5.2.2. Obstacle-Avoidance Experiments in Dynamic Environments
In order to verify the effectiveness of the Recurrent Neural Network designed in this paper in dynamic environments, dynamic obstacle-avoidance experimental tests are conducted in indoor dynamic environments in this section. The successive processes of static obstacle avoidance and dynamic obstacle avoidance of the robot planner are displayed in RVIZ, as shown in
Figure 20. The robot starts moving from the starting position, as shown in
Figure 20a, and then senses static obstacles and performs obstacle avoidance, as shown in
Figure 20b,c; then, after passing through static obstacles, the robot senses dynamic obstacles and generates an obstacle-avoidance trajectory, as shown in
Figure 20d, after which the robot runs towards the planning target point, as shown in
Figure 20e,f. The practical scenario of the robot bypassing static and dynamic obstacles is shown in
Figure 21.
The robot is allowed to plan continuously 20 times, and the statistical planning results are shown in
Table 2.
As can be seen from
Table 2, we use the sequence information for stacking as the state information of the input Recurrent Neural Network, and the success rate of the obstacle avoidance of the robot navigation system in the dynamic scene is much higher than that of the ordinary fully connected neural network. Additionally, the average distance of operation is also smaller, but after the introduction of the neural network, the parameters become more parameters, which makes the computation time longer; however, the average distance is still much smaller than that of the traditional navigation and obstacle-avoidance methods. The main reasons for the reduced success rate of obstacle avoidance using this paper’s method in real environments are as follows: first, there is a difference between real and simulated environments, and second, the robot does not collect enough data in the real environment that can be used for the training of the agent.
6. Conclusions
In this paper, we propose a SAC reinforcement-learning navigation planner with an RNN. This solves the problem of low training efficiency caused by the uncertainty of the initial and hidden states of the RNN by adopting the sliding-window method to input the state data and realizes the efficient obstacle avoidance of the mobile robot in the environment of larger scenes and dynamic obstacles.

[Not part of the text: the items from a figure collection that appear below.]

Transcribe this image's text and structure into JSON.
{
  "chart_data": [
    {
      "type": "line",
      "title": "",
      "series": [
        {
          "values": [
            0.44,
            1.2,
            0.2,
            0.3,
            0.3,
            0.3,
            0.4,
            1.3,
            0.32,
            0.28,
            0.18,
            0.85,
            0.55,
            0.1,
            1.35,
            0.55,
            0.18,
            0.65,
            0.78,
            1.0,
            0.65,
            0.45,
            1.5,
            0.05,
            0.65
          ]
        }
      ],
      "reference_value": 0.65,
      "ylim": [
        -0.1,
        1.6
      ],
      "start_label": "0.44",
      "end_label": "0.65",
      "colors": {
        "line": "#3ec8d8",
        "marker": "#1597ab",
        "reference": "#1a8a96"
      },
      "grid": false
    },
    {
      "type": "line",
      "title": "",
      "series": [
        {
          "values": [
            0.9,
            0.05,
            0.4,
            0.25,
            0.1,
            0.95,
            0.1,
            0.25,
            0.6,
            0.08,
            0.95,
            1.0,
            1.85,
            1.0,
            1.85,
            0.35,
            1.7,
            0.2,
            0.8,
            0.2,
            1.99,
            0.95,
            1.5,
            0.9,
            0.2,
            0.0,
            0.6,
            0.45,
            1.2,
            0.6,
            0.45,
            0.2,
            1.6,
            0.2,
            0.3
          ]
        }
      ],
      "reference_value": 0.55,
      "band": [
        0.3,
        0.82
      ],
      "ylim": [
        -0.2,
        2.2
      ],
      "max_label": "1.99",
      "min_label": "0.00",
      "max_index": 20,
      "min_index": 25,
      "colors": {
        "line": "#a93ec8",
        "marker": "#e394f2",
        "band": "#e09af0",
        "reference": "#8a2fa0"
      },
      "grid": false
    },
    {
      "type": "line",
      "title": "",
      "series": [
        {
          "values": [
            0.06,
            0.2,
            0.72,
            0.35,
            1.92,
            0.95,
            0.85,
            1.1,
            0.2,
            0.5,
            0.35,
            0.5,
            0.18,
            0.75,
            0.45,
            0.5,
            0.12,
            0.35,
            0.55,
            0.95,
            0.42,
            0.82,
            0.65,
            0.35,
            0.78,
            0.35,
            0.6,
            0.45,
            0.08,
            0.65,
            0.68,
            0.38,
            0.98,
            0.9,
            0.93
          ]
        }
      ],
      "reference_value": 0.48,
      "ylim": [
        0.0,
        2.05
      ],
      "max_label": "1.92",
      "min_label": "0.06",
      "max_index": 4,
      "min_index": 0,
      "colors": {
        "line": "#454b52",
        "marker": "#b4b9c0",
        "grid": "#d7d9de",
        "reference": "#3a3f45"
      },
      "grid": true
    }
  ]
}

In future work, we will investigate how to quickly migrate trained models to practical environments. In addition, we will consider new network models and design new network structures and data preprocessing methods to generalize agents from small training environments to larger new environments. Meanwhile, less attention has been paid to the effect of dynamic obstacle movement speed on obstacle-avoidance methods, which we will investigate in depth.